Published online Mar 15, 2022. doi: 10.4251/wjgo.v14.i3.703
Peer-review started: May 17, 2021
First decision: July 14, 2021
Revised: August 6, 2021
Accepted: February 11, 2022
Article in press: February 11, 2022
Published online: March 15, 2022
Processing time: 296 Days and 20.2 Hours
Radiomics is emerging as a promising tool in oncology, potentially improving, through the development of predictive and prognostic models, the therapeutic decision-making process. To date, however, few data are available regarding the use of radiomics in pancreatic cancer (PC). Since computed tomography (CT) misestimate the resectability of locally advanced PC (LAPC) after neoadjuvant treatment, the role of radiomics could be decisive to integrate traditional morphological parameters in predicting surgical resection.
To explore the potential role of CT-radiomic features to integrate clinical and morphological data to predict surgical resection in LAPC treated with neoadjuvant chemotherapy and radiotherapy.

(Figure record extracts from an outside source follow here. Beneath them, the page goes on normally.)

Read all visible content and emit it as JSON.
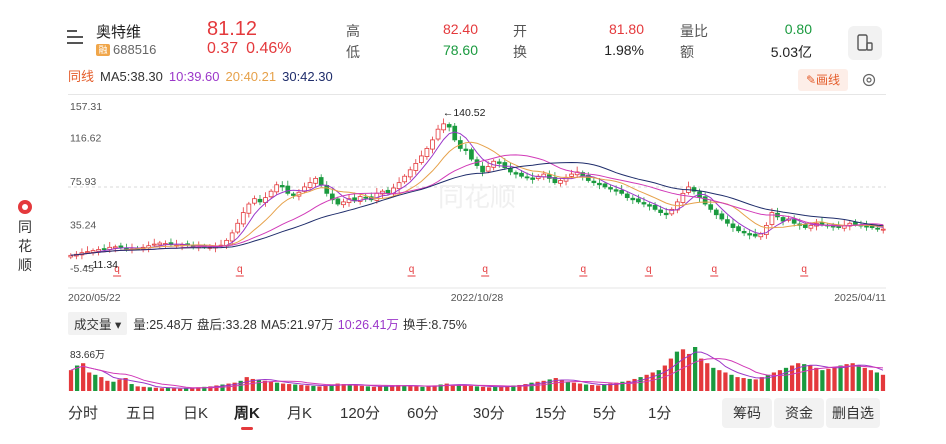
{
  "brand": {
    "chars": [
      "同",
      "花",
      "顺"
    ]
  },
  "stock": {
    "name": "奥特维",
    "code": "688516",
    "badge": "融",
    "price": "81.12",
    "change": "0.37",
    "change_pct": "0.46%"
  },
  "quotes": [
    {
      "label": "高",
      "value": "82.40",
      "color": "#e4393c"
    },
    {
      "label": "开",
      "value": "81.80",
      "color": "#e4393c"
    },
    {
      "label": "量比",
      "value": "0.80",
      "color": "#1a9a3f"
    },
    {
      "label": "低",
      "value": "78.60",
      "color": "#1a9a3f"
    },
    {
      "label": "换",
      "value": "1.98%",
      "color": "#222222"
    },
    {
      "label": "额",
      "value": "5.03亿",
      "color": "#222222"
    }
  ],
  "ma": {
    "label": "同线",
    "ma5": "MA5:38.30",
    "ma10": "10:39.60",
    "ma20": "20:40.21",
    "ma30": "30:42.30"
  },
  "draw_button": "画线",
  "colors": {
    "up": "#e4393c",
    "down": "#1a9a3f",
    "ma5": "#9b37c9",
    "ma10": "#e6a14a",
    "ma20": "#d13ab8",
    "ma30": "#1f2d6b"
  },
  "chart_data": {
    "type": "candlestick",
    "y_tick_labels": [
      "157.31",
      "116.62",
      "75.93",
      "35.24",
      "-5.45"
    ],
    "ylim": [
      -5.45,
      157.31
    ],
    "x_tick_labels": [
      "2020/05/22",
      "2022/10/28",
      "2025/04/11"
    ],
    "annotations": {
      "high": "←140.52",
      "low": "←11.34",
      "high_value": 140.52,
      "low_value": 11.34
    },
    "watermark": "同花顺",
    "close_series": [
      12.0,
      13.0,
      14.5,
      15.5,
      16.5,
      17.5,
      18.0,
      19.5,
      20.0,
      19.5,
      18.5,
      18.0,
      18.5,
      19.5,
      21.0,
      22.5,
      23.5,
      23.0,
      22.0,
      21.5,
      22.0,
      21.5,
      20.5,
      20.0,
      20.0,
      19.5,
      20.0,
      21.5,
      26.0,
      33.0,
      42.0,
      52.0,
      60.0,
      65.0,
      62.0,
      66.0,
      72.0,
      78.0,
      76.0,
      70.0,
      68.0,
      71.0,
      76.0,
      80.0,
      84.0,
      78.0,
      70.0,
      64.0,
      60.0,
      62.0,
      65.0,
      63.0,
      67.0,
      66.0,
      64.0,
      70.0,
      72.0,
      70.0,
      75.0,
      80.0,
      86.0,
      92.0,
      98.0,
      105.0,
      112.0,
      120.0,
      130.0,
      135.0,
      132.0,
      120.0,
      112.0,
      110.0,
      102.0,
      96.0,
      90.0,
      95.0,
      100.0,
      98.0,
      94.0,
      90.0,
      88.0,
      86.0,
      85.0,
      83.0,
      86.0,
      88.0,
      84.0,
      80.0,
      82.0,
      85.0,
      88.0,
      90.0,
      86.0,
      82.0,
      80.0,
      78.0,
      76.0,
      74.0,
      72.0,
      70.0,
      66.0,
      64.0,
      62.0,
      60.0,
      58.0,
      55.0,
      52.0,
      50.0,
      55.0,
      62.0,
      70.0,
      76.0,
      72.0,
      66.0,
      60.0,
      55.0,
      50.0,
      46.0,
      42.0,
      38.0,
      35.0,
      33.0,
      31.0,
      30.0,
      32.0,
      40.0,
      52.0,
      48.0,
      44.0,
      46.0,
      42.0,
      40.0,
      38.0,
      40.0,
      42.0,
      41.0,
      40.0,
      39.0,
      38.0,
      40.0,
      42.0,
      41.0,
      40.0,
      39.0,
      38.0,
      37.0,
      36.5
    ],
    "event_markers": [
      "q",
      "q",
      "q",
      "q",
      "q",
      "q",
      "q",
      "q",
      "q",
      "q",
      "q"
    ]
  },
  "volume": {
    "selector": "成交量",
    "qty": "量:25.48万",
    "pankou": "盘后:33.28",
    "ma5": "MA5:21.97万",
    "ma10": "10:26.41万",
    "turnover": "换手:8.75%",
    "max_label": "83.66万",
    "volume_series": [
      45,
      55,
      60,
      40,
      35,
      30,
      22,
      20,
      25,
      28,
      15,
      10,
      9,
      8,
      7,
      6,
      7,
      6,
      5,
      6,
      7,
      8,
      9,
      10,
      12,
      14,
      16,
      18,
      22,
      30,
      26,
      24,
      22,
      20,
      18,
      16,
      15,
      14,
      13,
      12,
      11,
      10,
      12,
      14,
      16,
      15,
      13,
      12,
      11,
      10,
      9,
      10,
      11,
      12,
      13,
      12,
      11,
      10,
      9,
      10,
      12,
      14,
      16,
      14,
      13,
      12,
      11,
      10,
      9,
      8,
      9,
      10,
      11,
      12,
      13,
      15,
      18,
      20,
      22,
      25,
      28,
      24,
      20,
      18,
      16,
      14,
      13,
      12,
      14,
      16,
      18,
      20,
      22,
      26,
      30,
      35,
      40,
      45,
      55,
      70,
      85,
      90,
      80,
      95,
      70,
      60,
      50,
      45,
      40,
      35,
      30,
      28,
      26,
      25,
      30,
      35,
      40,
      45,
      50,
      55,
      60,
      58,
      55,
      50,
      45,
      48,
      52,
      55,
      58,
      60,
      55,
      50,
      45,
      40,
      35
    ]
  },
  "periods": [
    "分时",
    "五日",
    "日K",
    "周K",
    "月K",
    "120分",
    "60分",
    "30分",
    "15分",
    "5分",
    "1分"
  ],
  "active_period": "周K",
  "actions": [
    "筹码",
    "资金",
    "删自选"
  ]
}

To create and validate a predictive model to predict LAPC resectability, throughout the application of machine learning algorithms to planning CT-radiomic features.
A total of 1655 radiomic features were extracted from planning CT inside the gross tumour volume. Resectability status predictive model was build starting from these radiomic features and clinical data. A first step of variable selection and a training/validation step to find the model that better predicted the outcome was adopted. Subsequently, the validated model was applied to the whole dataset. The discriminating performance of each model was assessed with the area under the receiver operating characteristic curve (AUC).
Seventy-one LAPC patients were included in the analysis. After neoadjuvant chemotherapy and radiotherapy, 19 (26.8%) patients underwent surgical resection. The training and validation steps resulted in a predictive model of resectability with a median AUC of 0.862 (95%CI: 0.792-0.921) and 0.853 (95%CI: 0.706-0.960), respectively. This model applied to the entire dataset allowed to select 4 radiomic features that predict the respectability status with an AUC of 0.944 (95%CI: 0.892-0.996). No clinical data contributed to the predictive model.
The present radiomic model could help predict resectability in LAPC treated with neoadjuvant therapy, suggesting a promising role in the context of a complex long-course downstaging and a challenging indication to surgery.
The analysis of the change of radiomic features during or after treatment (delta radiomics) and the correlation with tumour response (e.g., tumour regression grade) represent another intriguing application of radiomics that needs further exploration.